I'd Walk a Mile for a Blueberry

August 9, 2009

... How about 2.5 miles, straight up a mountain!
Despite being not-quite-over a weeklong cold (I’m feeling better, really!), today I accompanied my friend Marie and her father in a walk up Buck Mountain.
We had read in the local paper about the fabulous blueberry-picking on its summit.
Since I didn't grow up here, I had never been to this popular mountain, which overlooks Lake George from the east. I think every kid who ever lived within 20 miles of here has been up that mountain at least once.

Marie and I are in our fifties, and her dad Gordie is eighty-two. Our thinking was, “Dad’s determined to go with or without us, we’d better go along to make sure he is OK.”
Didn’t we get a rude awakening!

Gordie is one tough dude.
Well, maybe that’s not the right word to use, especially for someone who has been active in the local Rodeo Circuit for many years! Gordie excels in Team Roping. He keeps on winning those big fancy buckle trophies. Marie and I have less, er, athletic occupations, mainly centered around A Desk.

After a nice walk in level woods, the trail started snaking upward.
That’s when Gordie hit his stride! It was all we could do to keep up with him, as he led the way, stopping just long enough to wait for us.

He has spent many an hour in these particular woods, and entertained us with stories of fall hunts from years ago. To hear him tell it, it was only yesterday.

The day was hot, cloudy and very humid. The forecast was for a front to come through, with thunderstorms (possibly severe) by noontime. The hike took longer than I anticipated, and was more difficult, too. Maybe I wasn’t in the best of shape to be a-hiking.

But the Call of the Wild Blueberry was strong.

The woods were dark and still, and full of interesting things:
Miniature forests of shining club moss :

Green frogs :

The tallest black birch I've ever seen

And ferny canyons sprinkled with plants like Common Wood Sorrel, Bunch Berry and mosses:

There were lots of glacial erratics lying about, some of which made a fine place to take a break. That's Marie and her dad, waiting for me to catch my breath.

The top third of the “trail” was an eroded gully – Gordie did not even slow his pace here.

Near the top, he was thrilled to surprise a red fox taking a nap under a spruce tree.
We were far behind him, and didn't see it.
Knee-deep in blueberry plants, we went right into picking-mode. There were huckleberry bushes mixed in with them, too.

At the summit, the usual panoramic view of Lake George was somewhat muted by threatening clouds just above us. It was still beautiful.

I was tired, hot, coughing and fearful of lightning striking us down at any moment.
But O! the berries!


  1. What a great story. Things for us middle-agers to aspire to when we reach Gordie's age, eh? Maybe we should take up roping!

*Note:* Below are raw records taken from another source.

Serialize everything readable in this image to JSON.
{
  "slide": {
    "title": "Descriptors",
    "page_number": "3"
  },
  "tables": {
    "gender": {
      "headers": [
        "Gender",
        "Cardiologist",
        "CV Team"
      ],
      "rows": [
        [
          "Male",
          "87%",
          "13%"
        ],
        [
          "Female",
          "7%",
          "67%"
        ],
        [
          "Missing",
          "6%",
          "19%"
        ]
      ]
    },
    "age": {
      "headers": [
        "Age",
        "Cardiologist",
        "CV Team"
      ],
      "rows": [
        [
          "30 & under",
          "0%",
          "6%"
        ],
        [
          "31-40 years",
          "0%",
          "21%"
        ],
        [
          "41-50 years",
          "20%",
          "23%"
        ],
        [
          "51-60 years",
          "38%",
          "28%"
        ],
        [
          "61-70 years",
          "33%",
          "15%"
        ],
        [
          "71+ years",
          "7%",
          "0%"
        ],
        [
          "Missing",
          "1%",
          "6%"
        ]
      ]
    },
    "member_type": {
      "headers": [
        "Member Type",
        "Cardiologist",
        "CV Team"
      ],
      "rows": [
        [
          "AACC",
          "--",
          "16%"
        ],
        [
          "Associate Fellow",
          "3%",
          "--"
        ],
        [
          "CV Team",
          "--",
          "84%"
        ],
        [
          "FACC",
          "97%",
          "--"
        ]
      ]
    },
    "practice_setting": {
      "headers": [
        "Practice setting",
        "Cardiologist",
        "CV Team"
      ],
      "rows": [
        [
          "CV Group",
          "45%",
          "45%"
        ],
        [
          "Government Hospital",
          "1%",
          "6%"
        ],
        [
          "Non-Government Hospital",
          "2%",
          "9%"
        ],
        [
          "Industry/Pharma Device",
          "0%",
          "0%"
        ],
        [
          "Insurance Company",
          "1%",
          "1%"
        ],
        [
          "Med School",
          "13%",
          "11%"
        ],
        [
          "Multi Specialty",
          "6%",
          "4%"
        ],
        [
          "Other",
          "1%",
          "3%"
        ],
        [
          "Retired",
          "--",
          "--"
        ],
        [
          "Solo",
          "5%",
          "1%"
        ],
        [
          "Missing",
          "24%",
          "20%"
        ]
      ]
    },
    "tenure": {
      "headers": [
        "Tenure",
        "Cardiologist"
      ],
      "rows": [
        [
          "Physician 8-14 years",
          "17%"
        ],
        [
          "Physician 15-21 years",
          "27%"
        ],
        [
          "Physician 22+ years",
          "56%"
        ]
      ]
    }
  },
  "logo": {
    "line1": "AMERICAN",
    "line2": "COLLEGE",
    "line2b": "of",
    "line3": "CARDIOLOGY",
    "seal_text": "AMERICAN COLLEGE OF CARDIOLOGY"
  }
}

  2. Oh lord, I'm dripping sweat and my knees are hurting just reading about your climb. But then you remind us of the rewards: the blueberries, sure, but look at that view!

  3. Mmmmmmm, that last photo! Are those huckleberries mixed in with juicy blueberries? Aka the things I ate 90% of at Pierce's Point? ;)

  4. ellen - I have heard tell that Gordie attributes his good health to eating a dish of ice cream, EVERY day!
    woodswalker - ah, notice I did not write of the hike back DOWN the trail, in many ways that can be more difficult.
    lindsey - yes those are huckleberries! (and you didn't get all of them at P. Pt.)

  5. What a great adventure! That birch is AMAZING! And the treat at the top -- nothing quite like those wild blueberries.